Weill Institute for Neurosciences, Department of Neurology, University of California San Francisco, San Francisco, California, USA.
Department of Biological Sciences, University of North Carolina Charlotte, Charlotte, North Carolina, USA.
HLA. 2024 Jan;103(1):e15273. doi: 10.1111/tan.15273. Epub 2023 Oct 29.
The complement component 4 gene loci, composed of the C4A and C4B genes and located on chromosome 6, encodes for complement component 4 (C4) proteins, a key intermediate in the classical and lectin pathways of the complement system. The complement system is an important modulator of immune system activity and is also involved in the clearance of immune complexes and cellular debris. C4A and C4B gene loci exhibit copy number variation, with each composite gene varying between 0 and 5 copies per haplotype. C4A and C4B genes also vary in size depending on the presence of the human endogenous retrovirus (HERV) in intron 9, denoted by C4(L) for long-form and C4(S) for short-form, which affects expression and is found in both C4A and C4B. Additionally, human blood group antigens Rodgers and Chido are located on the C4 protein, with the Rodger epitope generally found on C4A protein, and the Chido epitope generally found on C4B protein. C4A and C4B copy number variation has been implicated in numerous autoimmune and pathogenic diseases. Despite the central role of C4 in immune function and regulation, high-throughput genomic sequence analysis of C4A and C4B variants has been impeded by the high degree of sequence similarity and complex genetic variation exhibited by these genes. To investigate C4 variation using genomic sequencing data, we have developed a novel bioinformatic pipeline for comprehensive, high-throughput characterization of human C4A and C4B sequences from short-read sequencing data, named C4Investigator. Using paired-end targeted or whole genome sequence data as input, C4Investigator determines the overall gene copy numbers, as well as C4A, C4B, C4(Rodger), C4(Ch), C4(L), and C4(S). Additionally, C4Ivestigator reports the full overall C4A and C4B aligned sequence, enabling nucleotide level analysis. To demonstrate the utility of this workflow we have analyzed C4A and C4B variation in the 1000 Genomes Project Data set, showing that these genes are highly poly-allelic with many variants that have the potential to impact C4 protein function.
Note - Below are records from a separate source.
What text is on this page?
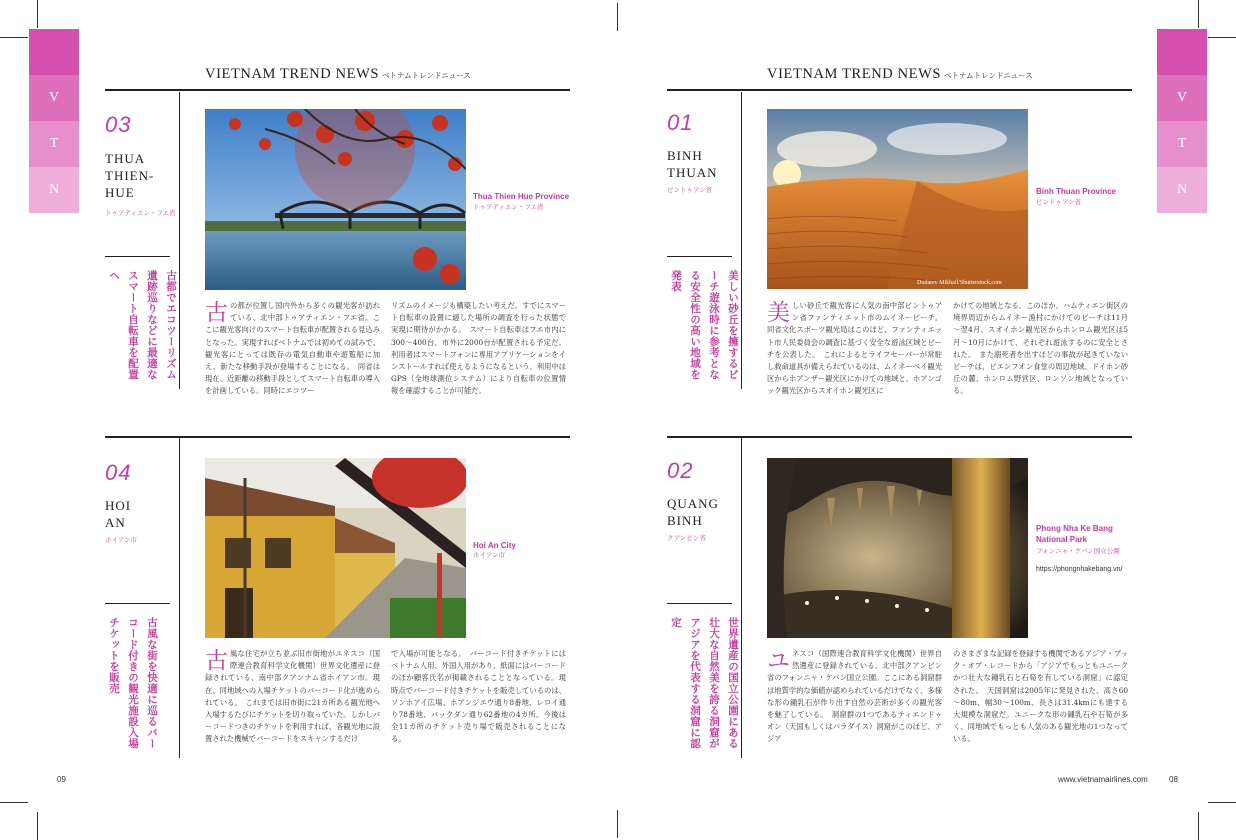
V
T
N
V
T
N
VIETNAM TREND NEWS ベトナムトレンドニュース	VIETNAM TREND NEWS ベトナムトレンドニュース
03
THUA THIEN-HUE
トゥアティエン・フエ省
古都でエコツーリズム遺跡巡りなどに最適なスマート自転車を配置へ
Thua Thien Hue Province
トゥアティエン・フエ省
古の都が位置し国内外から多くの観光客が訪れている、北中部トゥアティエン・フエ省。ここに観光客向けのスマート自転車が配置される見込みとなった。実現すればベトナムでは初めての試みで、観光客にとっては既存の電気自動車や遊覧船に加え、新たな移動手段が登場することになる。　同省は現在、近距離の移動手段としてスマート自転車の導入を計画している。同時にエコツー
リズムのイメージも構築したい考えだ。すでにスマート自転車の設置に適した場所の調査を行った状態で実現に期待がかかる。　スマート自転車はフエ市内に300～400台、市外に2000台が配置される予定だ。利用者はスマートフォンに専用アプリケーションをインストールすれば使えるようになるという。利用中はGPS（全地球測位システム）により自転車の位置情報を確認することが可能だ。
04
HOI AN
ホイアン市
古風な街を快適に巡るバーコード付きの観光施設入場チケットを販売
Hoi An City
ホイアン市
古風な住宅が立ち並ぶ旧市街地がユネスコ（国際連合教育科学文化機関）世界文化遺産に登録されている、南中部クアンナム省ホイアン市。現在、同地域への入場チケットのバーコード化が進められている。　これまでは旧市街に21カ所ある観光地へ入場するたびにチケットを切り取っていた。しかしバーコードつきのチケットを利用すれば、各観光地に設置された機械でバーコードをスキャンするだけ
で入場が可能となる。　バーコード付きチケットにはベトナム人用、外国人用があり、紙面にはバーコードのほか顧客氏名が掲載されることとなっている。現時点でバーコード付きチケットを販売しているのは、ソンホアイ広場、ホアンジエウ通り8番地、レロイ通り78番地、バックダン通り62番地の4カ所。今後は全11カ所のチケット売り場で販売されることになる。
01
BINH THUAN
ビントゥアン省
美しい砂丘を擁するビーチ遊泳時に参考となる安全性の高い地域を発表	Dudarev Mikhail/Shutterstock.com
Binh Thuan Province
ビントゥアン省
美しい砂丘で観光客に人気の南中部ビントゥアン省ファンティエット市のムイネービーチ。同省文化スポーツ観光局はこのほど、ファンティエット市人民委員会の調査に基づく安全な遊泳区域とビーチを公表した。　これによるとライフセーバーが常駐し救命道具が備えられているのは、ムイネーベイ観光区からホアンザー観光区にかけての地域と、ホアンゴック観光区からスオイホン観光区に
かけての地域となる。このほか、ハムティエン街区の境界周辺からムイネー漁村にかけてのビーチは11月～翌4月、スオイホン観光区からホンロム観光区は5月～10月にかけて、それぞれ遊泳するのに安全とされた。　また溺死者を出すほどの事故が起きていないビーチは、ビエンフオン食堂の周辺地域、ドイホン砂丘の麓、ホンロム野営区、ロンソン地域となっている。
02
QUANG BINH
クアンビン省
世界遺産の国立公園にある壮大な自然美を誇る洞窟がアジアを代表する洞窟に認定
Phong Nha Ke Bang National Park
フォンニャ・ケバン国立公園
https://phongnhakebang.vn/
ユネスコ（国際連合教育科学文化機関）世界自然遺産に登録されている、北中部クアンビン省のフォンニャ・ケバン国立公園。ここにある洞窟群は地質学的な価値が認められているだけでなく、多様な形の鍾乳石が作り出す自然の芸術が多くの観光客を魅了している。　洞窟群の1つであるティエンドゥオン（天国もしくはパラダイス）洞窟がこのほど、アジア
のさまざまな記録を登録する機関であるアジア・ブック・オブ・レコードから「アジアでもっともユニークかつ壮大な鍾乳石と石筍を有している洞窟」に認定された。　天国洞窟は2005年に発見された、高さ60～80m、幅30～100m、長さは31.4kmにも達する大規模な洞窟だ。ユニークな形の鍾乳石や石筍が多く、同地域でもっとも人気のある観光地の1つなっている。
09	www.vietnamairlines.com	08
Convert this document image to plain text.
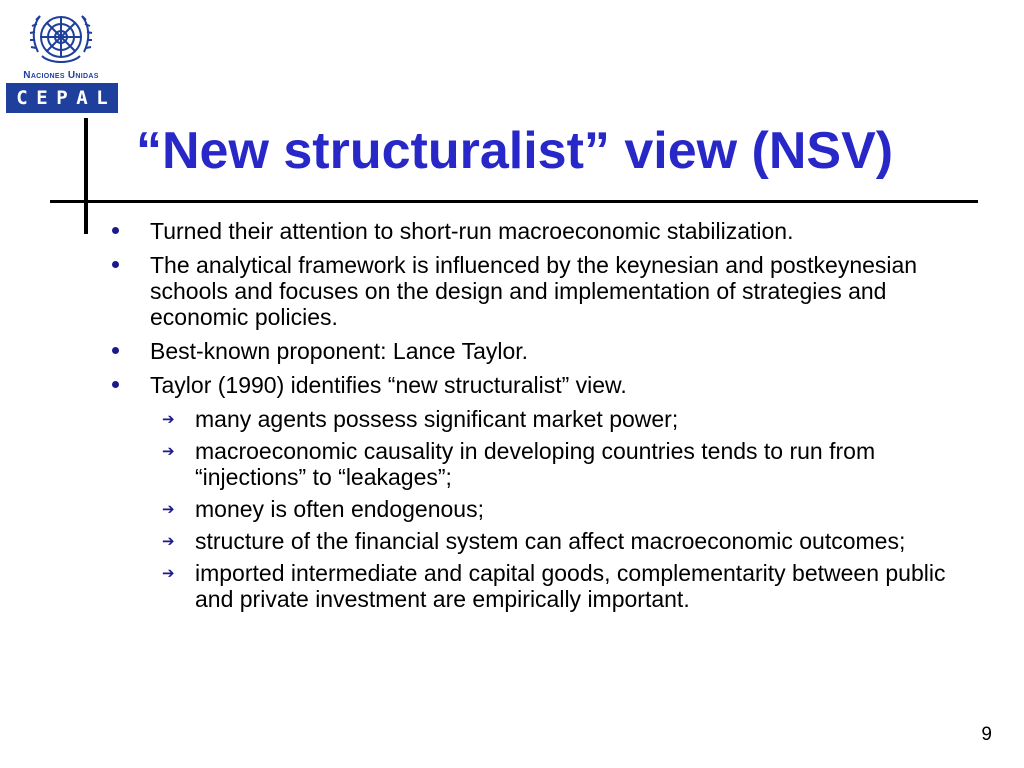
Naciones Unidas
C E P A L
“New structuralist” view (NSV)
Turned their attention to short-run macroeconomic stabilization.
The analytical framework is influenced by the keynesian and postkeynesian schools and focuses on the design and implementation of strategies and economic policies.
Best-known proponent: Lance Taylor.
Taylor (1990) identifies “new structuralist” view.
➔ many agents possess significant market power;
➔ macroeconomic causality in developing countries tends to run from “injections” to “leakages”;
➔ money is often endogenous;
➔ structure of the financial system can affect macroeconomic outcomes;
➔ imported intermediate and capital goods, complementarity between public and private investment are empirically important.
9
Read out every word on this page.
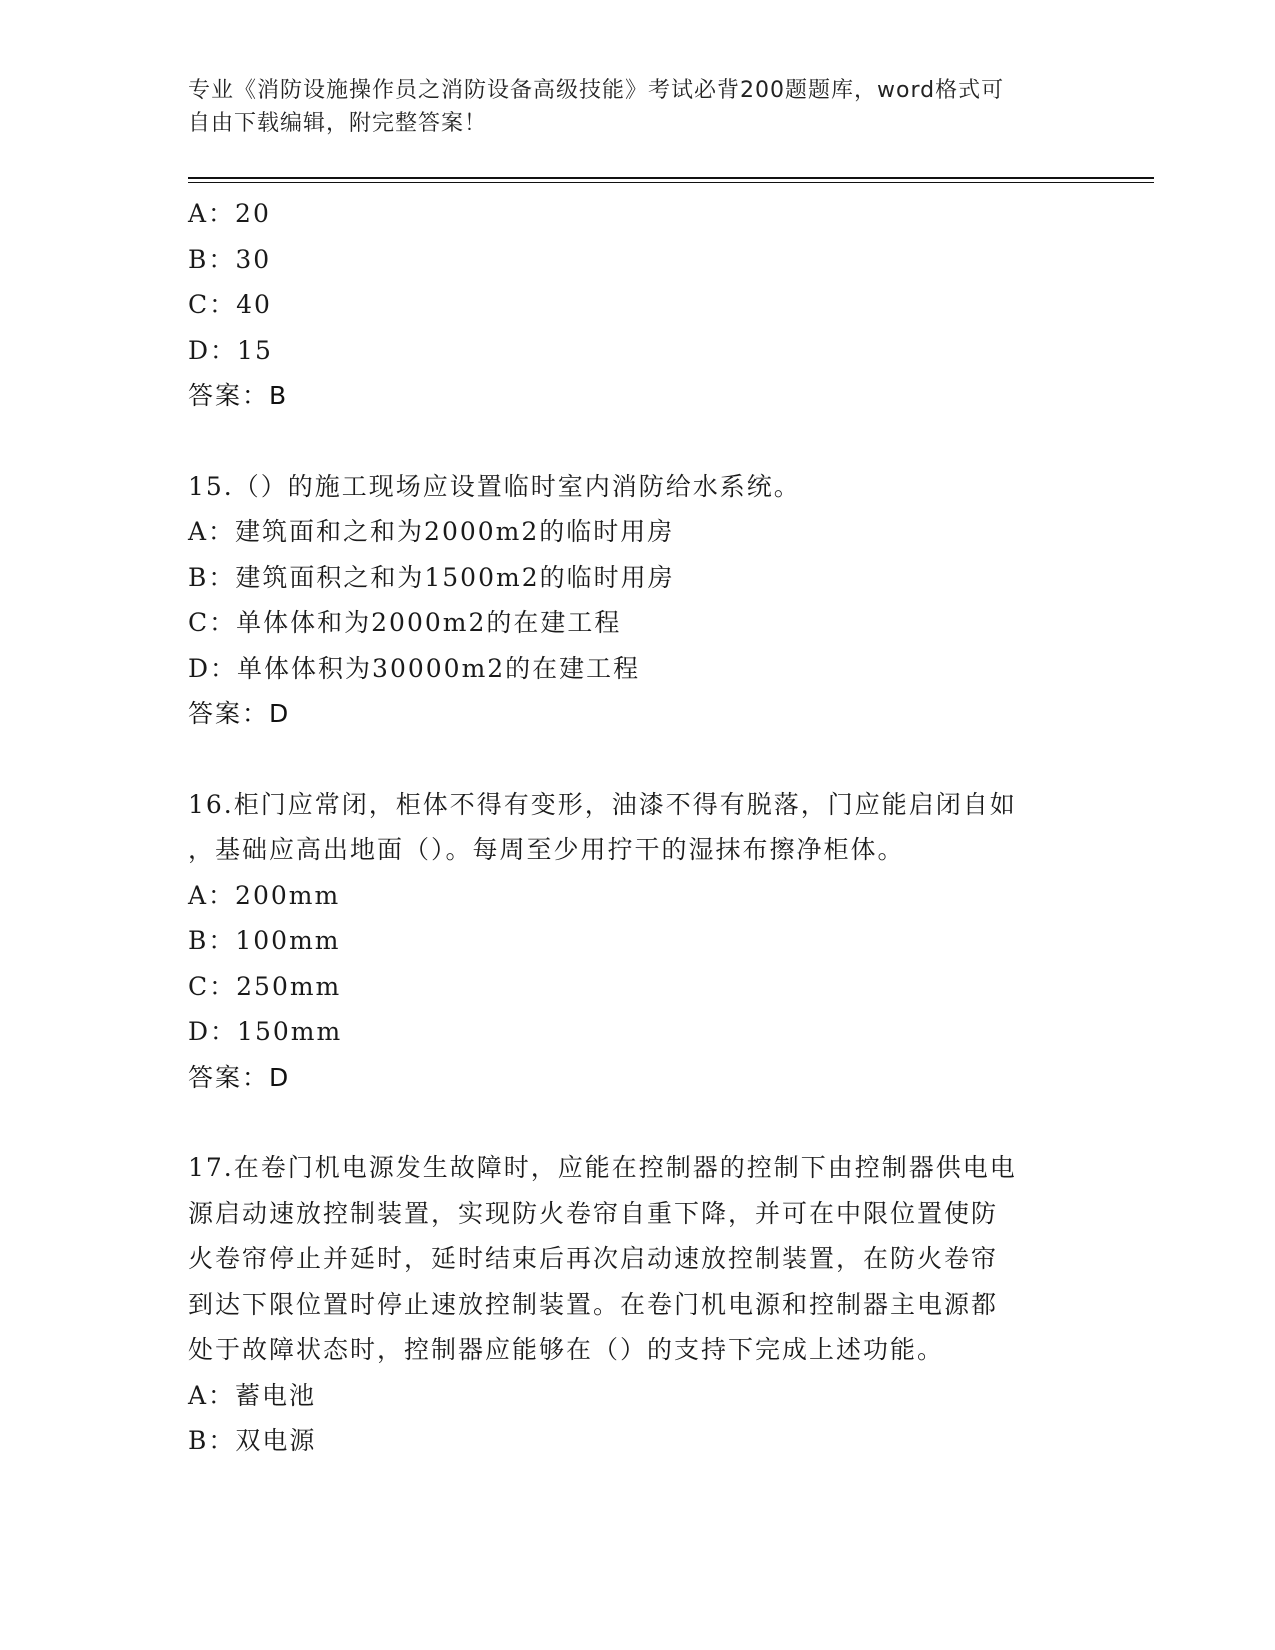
专业《消防设施操作员之消防设备高级技能》考试必背200题题库，word格式可
自由下载编辑，附完整答案！
A：20
B：30
C：40
D：15
答案：B
15.（）的施工现场应设置临时室内消防给水系统。
A：建筑面和之和为2000m2的临时用房
B：建筑面积之和为1500m2的临时用房
C：单体体和为2000m2的在建工程
D：单体体积为30000m2的在建工程
答案：D
16.柜门应常闭，柜体不得有变形，油漆不得有脱落，门应能启闭自如
，基础应高出地面（）。每周至少用拧干的湿抹布擦净柜体。
A：200mm
B：100mm
C：250mm
D：150mm
答案：D
17.在卷门机电源发生故障时，应能在控制器的控制下由控制器供电电
源启动速放控制装置，实现防火卷帘自重下降，并可在中限位置使防
火卷帘停止并延时，延时结束后再次启动速放控制装置，在防火卷帘
到达下限位置时停止速放控制装置。在卷门机电源和控制器主电源都
处于故障状态时，控制器应能够在（）的支持下完成上述功能。
A：蓄电池
B：双电源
补体成分 4 基因座,由 C4A 和 C4B 基因组成,位于 6 号染色体上,编码补体成分 4(C4)蛋白,这是补体系统经典途径和凝集素途径中的关键中间产物。补体系统是免疫系统活性的重要调节剂,也参与免疫复合物和细胞碎片的清除。C4A 和 C4B 基因座表现出拷贝数变异,每个复合基因在每个单倍型中变化 0 到 5 个拷贝。C4A 和 C4B 基因的大小也因内含子 9 中的人类内源性逆转录病毒(HERV)的存在而不同,用长形式的 C4(L)和短形式的 C4(S)表示,这会影响表达,并且存在于 C4A 和 C4B 中。此外,人类血型抗原 Rodgers 和 Chido 位于 C4 蛋白上,Rodger 表位通常存在于 C4A 蛋白上,Chido 表位通常存在于 C4B 蛋白上。C4A 和 C4B 拷贝数变异与许多自身免疫和致病性疾病有关。尽管 C4 在免疫功能和调节中起着核心作用,但由于这些基因表现出高度的序列相似性和复杂的遗传变异,高通量基因组序列分析 C4A 和 C4B 变体受到阻碍。为了使用基因组测序数据研究 C4 变异,我们开发了一种新的生物信息学管道,用于从短读测序数据中全面、高通量地描述人类 C4A 和 C4B 序列,命名为 C4Investigator。使用配对末端靶向或全基因组序列数据作为输入,C4Investigator 确定总体基因拷贝数,以及 C4A、C4B、C4(Rodger)、C4(Ch)、C4(L)和 C4(S)。此外,C4Ivestigator 报告完整的 C4A 和 C4B 对齐序列,从而实现核苷酸水平的分析。为了证明这个工作流程的实用性,我们分析了 1000 基因组项目数据集中的 C4A 和 C4B 变异,表明这些基因是高度多态性的,有许多变体有可能影响 C4 蛋白的功能。